Wilfred Owen was one of the World War I soldier poets. He was killed in action in November 1918 just one week before the Armistice. He was 25 years old.
In his late teens he spent time working for a Church of England vicar. This experience helped him develop a deep empathy for the poor and disadvantaged. He also became disillusioned with the Church’s inadequate response to the plight of the poor; particularly its reluctance to challenge the system that kept people poor.
Owen was among a number of poets who recognised the face of Christ in those who were being consumed by the war machine and used that imagery in their poems. At a Calvary Near the Ancre (For Good Friday) is one example of this.

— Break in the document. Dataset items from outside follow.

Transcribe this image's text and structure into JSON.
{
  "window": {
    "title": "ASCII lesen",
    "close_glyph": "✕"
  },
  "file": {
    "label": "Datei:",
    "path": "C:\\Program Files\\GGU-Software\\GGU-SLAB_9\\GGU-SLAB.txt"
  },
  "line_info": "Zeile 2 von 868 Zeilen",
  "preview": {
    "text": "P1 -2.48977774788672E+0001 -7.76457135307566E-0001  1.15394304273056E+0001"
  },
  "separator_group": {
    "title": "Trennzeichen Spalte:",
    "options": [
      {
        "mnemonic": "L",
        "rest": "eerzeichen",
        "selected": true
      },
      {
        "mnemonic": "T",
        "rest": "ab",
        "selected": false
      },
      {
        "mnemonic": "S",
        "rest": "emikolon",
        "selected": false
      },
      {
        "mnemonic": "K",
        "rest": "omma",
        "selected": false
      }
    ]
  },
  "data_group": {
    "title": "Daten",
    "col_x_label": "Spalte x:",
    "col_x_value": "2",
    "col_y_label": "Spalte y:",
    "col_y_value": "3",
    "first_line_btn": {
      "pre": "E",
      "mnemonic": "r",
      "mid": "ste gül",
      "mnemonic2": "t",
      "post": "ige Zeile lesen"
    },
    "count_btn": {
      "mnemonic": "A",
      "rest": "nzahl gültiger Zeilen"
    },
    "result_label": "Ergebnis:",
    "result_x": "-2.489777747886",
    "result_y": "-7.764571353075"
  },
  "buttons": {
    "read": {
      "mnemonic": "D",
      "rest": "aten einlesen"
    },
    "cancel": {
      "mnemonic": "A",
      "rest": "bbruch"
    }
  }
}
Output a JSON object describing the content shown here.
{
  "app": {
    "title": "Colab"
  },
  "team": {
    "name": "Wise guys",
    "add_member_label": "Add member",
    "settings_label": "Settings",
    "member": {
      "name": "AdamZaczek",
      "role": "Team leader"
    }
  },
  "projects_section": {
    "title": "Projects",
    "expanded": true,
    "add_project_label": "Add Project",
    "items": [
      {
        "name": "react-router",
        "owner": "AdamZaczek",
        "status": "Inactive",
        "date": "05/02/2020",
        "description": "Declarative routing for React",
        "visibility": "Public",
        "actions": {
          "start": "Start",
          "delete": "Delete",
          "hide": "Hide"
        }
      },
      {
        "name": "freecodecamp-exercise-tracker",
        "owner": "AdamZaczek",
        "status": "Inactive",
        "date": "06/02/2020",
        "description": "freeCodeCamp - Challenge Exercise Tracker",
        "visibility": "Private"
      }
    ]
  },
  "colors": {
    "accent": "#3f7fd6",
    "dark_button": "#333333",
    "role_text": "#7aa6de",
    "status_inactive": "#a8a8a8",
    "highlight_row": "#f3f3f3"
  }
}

The reference to the priests that stroll around Golgotha was to the clergy chaplains of the time who, being officer class, were disengaged from the men. This was the model of chaplaincy that was challenged by the new model of Chaplain found in the ministry of the priest-poet G A Studdert Kennedy. Kennedy came to be known as “Woodbine Willy” for his practice of moving amongst the men in the trenches handing out cigarettes and offering support. Kennedy saw the wounded men as embodying Christ.
Seeing the Passion of Jesus as being played out in the everyday can heighten our response to those everyday situations. So the children of Gaza become one with the Holy Innocents and Christ loses limbs with Ukrainian soldiers.
What are we called to do in response?